I'm suprised contractors access carries them since they don't carry any wirsbo pex. Or do they and i'm just missing it. If they do that would be great. They have very good pricing on lots of materials.


----------



## plumbpro (Mar 10, 2010)

RW Plumbing said:


> I'm suprised contractors access carries them since they don't carry any wirsbo pex. Or do they and i'm just missing it. If they do that would be great. They have very good pricing on lots of materials.


No, no wirsbo, I asked a few months ago.


----------



## suzie (Sep 1, 2010)

Uponor hedquarter's is in Apple Valley Minnesota. However most plumbing contractors around here don't use Uponor. When it gets cold and installation is performed. Lot's of times hard to get air test on systems. That is a nice tool though


----------



## plumbpro (Mar 10, 2010)

suzie said:


> Uponor hedquarter's is in Apple Valley Minnesota. However most plumbing contractors around here don't use Uponor. When it gets cold and installation is performed. Lot's of times hard to get air test on systems. That is a nice tool though


It is harder to install in the cold, especially brass fittings. I usually heat the brass fittings a little before I put the pex on, I keep the plastic fittings in my pockets to keep them warm.


----------



## RW Plumbing (Aug 16, 2010)

It might take time to contract but it seems like a much more foolproof system than the crimp rings. You don't have to worry about getting the ring in the wrong place.


----------



## plumbpro (Mar 10, 2010)

RW Plumbing said:


> It might take time to contract but it seems like a much more foolproof system than the crimp rings. You don't have to worry about getting the ring in the wrong place.


Is this an issue with crimp ring pex systems?


----------



## Redwood (Sep 8, 2008)

plumbpro said:


> Is this an issue with crimp ring pex systems?


Sounds more like an installer issue to me...:whistling2:


----------



## bartnc37 (Feb 24, 2009)

I use the copper crimp rings with a mil spec crimper and you gotta work to get a bad crimp, as londgas you hit the fitting it will hold.
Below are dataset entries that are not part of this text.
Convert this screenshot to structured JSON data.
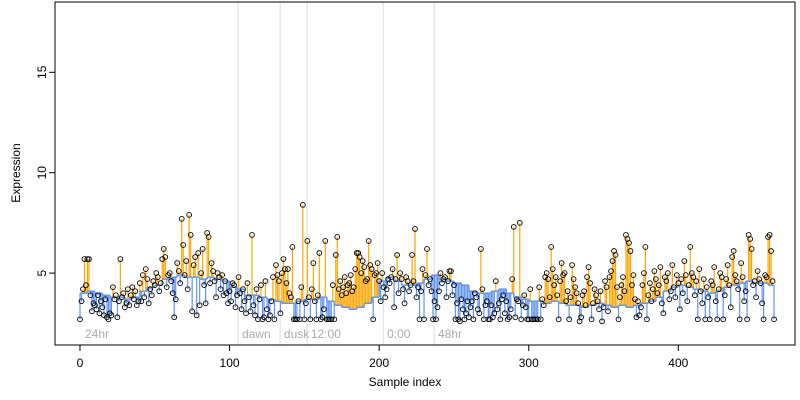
{
  "chart_data": {
    "type": "lollipop-step",
    "xlabel": "Sample index",
    "ylabel": "Expression",
    "xlim": [
      -16.7,
      478
    ],
    "ylim": [
      1.42,
      18.5
    ],
    "xticks": [
      0,
      100,
      200,
      300,
      400
    ],
    "yticks": [
      5,
      10,
      15
    ],
    "above_color": "#ffa500",
    "below_color": "#6495ed",
    "point_color": "#000000",
    "vline_color": "#dddddd",
    "vlines": [
      105.7,
      133.8,
      151.8,
      202.7,
      236.8
    ],
    "annotations": [
      {
        "x": 2,
        "text": "24hr"
      },
      {
        "x": 107,
        "text": "dawn"
      },
      {
        "x": 135,
        "text": "dusk"
      },
      {
        "x": 153,
        "text": "12:00"
      },
      {
        "x": 204,
        "text": "0:00"
      },
      {
        "x": 238,
        "text": "48hr"
      }
    ],
    "values": [
      2.7,
      3.6,
      4.2,
      5.7,
      4.4,
      5.7,
      5.7,
      3.9,
      3.1,
      3.5,
      3.4,
      3.2,
      3.9,
      3.0,
      3.6,
      3.3,
      2.9,
      3.7,
      2.8,
      2.7,
      3.0,
      2.9,
      4.3,
      3.7,
      3.9,
      2.8,
      3.6,
      5.7,
      3.8,
      4.0,
      3.3,
      3.5,
      4.2,
      3.4,
      3.9,
      4.3,
      3.7,
      4.1,
      3.4,
      3.6,
      4.5,
      3.6,
      4.9,
      3.8,
      5.2,
      4.7,
      3.5,
      4.2,
      3.9,
      4.6,
      4.4,
      5.0,
      4.8,
      4.1,
      4.5,
      5.7,
      6.2,
      5.8,
      4.3,
      4.9,
      5.0,
      4.6,
      4.0,
      2.8,
      3.7,
      5.5,
      5.1,
      4.5,
      7.7,
      6.4,
      4.9,
      5.6,
      4.2,
      7.9,
      6.9,
      3.1,
      5.4,
      5.8,
      2.9,
      6.0,
      3.4,
      5.0,
      6.2,
      4.4,
      3.5,
      7.0,
      6.8,
      4.5,
      5.5,
      5.1,
      4.6,
      3.8,
      5.0,
      4.8,
      4.2,
      4.9,
      3.9,
      4.6,
      4.0,
      3.5,
      4.1,
      3.6,
      4.5,
      4.4,
      3.3,
      3.9,
      4.8,
      4.0,
      3.2,
      4.2,
      3.6,
      3.0,
      4.5,
      3.8,
      3.1,
      6.9,
      3.4,
      2.9,
      4.2,
      2.7,
      3.7,
      4.4,
      2.7,
      2.8,
      4.6,
      3.2,
      2.7,
      2.9,
      3.6,
      4.8,
      2.7,
      5.4,
      4.9,
      4.6,
      3.0,
      5.0,
      5.7,
      5.2,
      4.5,
      5.2,
      4.0,
      3.8,
      6.3,
      2.7,
      2.7,
      2.7,
      3.6,
      2.7,
      4.3,
      8.4,
      2.7,
      3.5,
      6.6,
      3.8,
      2.7,
      4.2,
      5.5,
      3.6,
      2.7,
      3.9,
      6.0,
      2.7,
      2.8,
      3.2,
      6.6,
      2.7,
      2.7,
      2.7,
      2.7,
      4.4,
      2.7,
      5.9,
      6.8,
      4.2,
      4.6,
      3.9,
      4.3,
      4.8,
      4.0,
      4.4,
      4.5,
      4.9,
      4.1,
      4.3,
      5.2,
      6.0,
      6.0,
      5.8,
      5.0,
      5.6,
      5.3,
      4.6,
      4.7,
      6.6,
      5.4,
      5.2,
      2.7,
      4.9,
      5.0,
      5.5,
      4.6,
      3.6,
      5.0,
      4.3,
      3.8,
      4.2,
      4.7,
      4.5,
      4.8,
      5.2,
      3.3,
      4.7,
      5.9,
      4.0,
      5.0,
      4.7,
      4.2,
      3.5,
      4.8,
      4.6,
      4.1,
      4.4,
      5.9,
      4.6,
      7.2,
      3.8,
      4.3,
      2.7,
      4.1,
      5.2,
      2.7,
      4.9,
      6.2,
      4.4,
      4.7,
      4.1,
      2.7,
      3.6,
      2.7,
      3.3,
      4.1,
      5.0,
      4.5,
      4.7,
      4.8,
      3.8,
      4.6,
      5.1,
      5.1,
      3.9,
      4.4,
      2.7,
      3.5,
      2.7,
      2.6,
      3.7,
      3.2,
      2.7,
      3.0,
      3.6,
      2.8,
      3.3,
      3.6,
      2.7,
      4.0,
      3.8,
      3.2,
      3.0,
      6.2,
      4.2,
      2.7,
      3.4,
      3.6,
      2.7,
      2.7,
      3.4,
      2.8,
      3.0,
      4.6,
      3.2,
      3.5,
      2.7,
      3.7,
      3.9,
      3.0,
      3.6,
      2.7,
      2.8,
      3.2,
      4.7,
      7.3,
      2.8,
      3.7,
      3.6,
      7.5,
      2.7,
      3.4,
      3.9,
      3.3,
      2.7,
      2.7,
      4.2,
      2.7,
      2.7,
      2.7,
      2.7,
      2.7,
      4.3,
      2.7,
      3.7,
      3.4,
      4.8,
      5.0,
      4.7,
      3.8,
      6.3,
      5.2,
      4.4,
      4.8,
      3.9,
      2.7,
      4.6,
      5.5,
      4.9,
      5.0,
      3.6,
      4.1,
      2.7,
      3.8,
      5.4,
      4.7,
      4.3,
      4.0,
      3.5,
      2.6,
      2.8,
      3.9,
      4.1,
      3.4,
      4.8,
      5.3,
      4.5,
      2.7,
      3.5,
      4.2,
      3.9,
      3.6,
      3.2,
      4.1,
      2.6,
      3.3,
      4.6,
      4.3,
      3.1,
      4.8,
      5.1,
      5.6,
      6.1,
      5.9,
      4.3,
      2.7,
      3.8,
      4.4,
      4.8,
      4.1,
      6.9,
      6.7,
      6.5,
      6.1,
      4.4,
      4.9,
      3.7,
      2.8,
      3.6,
      2.9,
      3.3,
      4.4,
      5.0,
      6.3,
      2.7,
      3.9,
      4.5,
      3.6,
      4.2,
      5.1,
      4.7,
      4.0,
      4.4,
      5.3,
      3.5,
      3.0,
      4.8,
      4.6,
      5.0,
      3.7,
      4.1,
      5.4,
      4.3,
      3.8,
      4.9,
      4.5,
      3.2,
      4.7,
      4.0,
      5.6,
      4.9,
      3.6,
      4.4,
      6.3,
      5.0,
      4.8,
      3.9,
      4.6,
      2.7,
      5.2,
      4.1,
      3.5,
      4.7,
      2.7,
      4.3,
      3.8,
      2.7,
      4.6,
      4.4,
      5.3,
      3.6,
      2.7,
      4.2,
      5.0,
      4.8,
      2.7,
      3.9,
      4.7,
      5.4,
      4.4,
      3.3,
      5.8,
      6.1,
      4.9,
      4.6,
      4.2,
      2.7,
      5.5,
      4.8,
      3.6,
      4.1,
      2.7,
      6.9,
      6.7,
      6.2,
      4.4,
      4.6,
      3.8,
      5.1,
      4.7,
      4.5,
      3.5,
      2.7,
      4.9,
      4.8,
      6.8,
      6.9,
      6.1,
      4.6,
      2.7
    ],
    "baseline": {
      "x": [
        0,
        5,
        10,
        15,
        20,
        25,
        30,
        35,
        40,
        45,
        50,
        55,
        60,
        65,
        70,
        75,
        80,
        85,
        90,
        95,
        100,
        105,
        110,
        115,
        120,
        125,
        130,
        135,
        140,
        145,
        150,
        155,
        160,
        165,
        170,
        175,
        180,
        185,
        190,
        195,
        200,
        205,
        210,
        215,
        220,
        225,
        230,
        235,
        240,
        245,
        250,
        255,
        260,
        265,
        270,
        275,
        280,
        285,
        290,
        295,
        300,
        305,
        310,
        315,
        320,
        325,
        330,
        335,
        340,
        345,
        350,
        355,
        360,
        365,
        370,
        375,
        380,
        385,
        390,
        395,
        400,
        405,
        410,
        415,
        420,
        425,
        430,
        435,
        440,
        445,
        450,
        455,
        460
      ],
      "values": [
        4.0,
        4.1,
        4.0,
        3.9,
        3.8,
        3.8,
        3.7,
        3.8,
        4.1,
        4.3,
        4.4,
        4.7,
        4.8,
        4.9,
        4.8,
        4.8,
        4.7,
        4.8,
        4.7,
        4.6,
        4.3,
        4.2,
        3.9,
        3.9,
        3.8,
        3.7,
        3.6,
        3.5,
        3.5,
        3.6,
        3.7,
        3.7,
        3.8,
        3.6,
        3.4,
        3.3,
        3.2,
        3.3,
        3.5,
        3.8,
        4.6,
        4.8,
        4.6,
        4.4,
        4.4,
        4.5,
        4.7,
        4.9,
        4.7,
        4.6,
        4.5,
        4.4,
        4.1,
        4.0,
        4.0,
        4.1,
        4.2,
        4.0,
        3.8,
        3.7,
        3.6,
        3.6,
        3.5,
        3.6,
        3.5,
        3.4,
        3.4,
        3.3,
        3.4,
        3.5,
        3.4,
        3.3,
        3.4,
        3.3,
        3.4,
        3.5,
        3.6,
        3.8,
        4.1,
        4.3,
        4.4,
        4.3,
        4.2,
        4.1,
        4.0,
        4.1,
        4.3,
        4.4,
        4.5,
        4.6,
        4.5,
        4.5,
        4.4
      ]
    }
  }
}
I liked the expansion for somethings but for doing service it sure is nice to hit the crimper and turn the water back on with no waiting, plus expansion rings slide like a biotch when they get wet, i can usually get em to hold but its a pita that the crimp rigs avoid entirely.


----------



## RW Plumbing (Aug 16, 2010)

Crimp rings slide all over the place too. And the tools need to be calibrated every so often to insure a proper crimp. You do use your go-no go gauge on EVERY crimp don't you..... Thats all eliminated with a expansion system. You're right Red, it is an installer issue. It's easy when your doing hundereds of joints to get lazy on one or forget a crimp. It when your dry fitting stuff or working with lots of pex in a tight space.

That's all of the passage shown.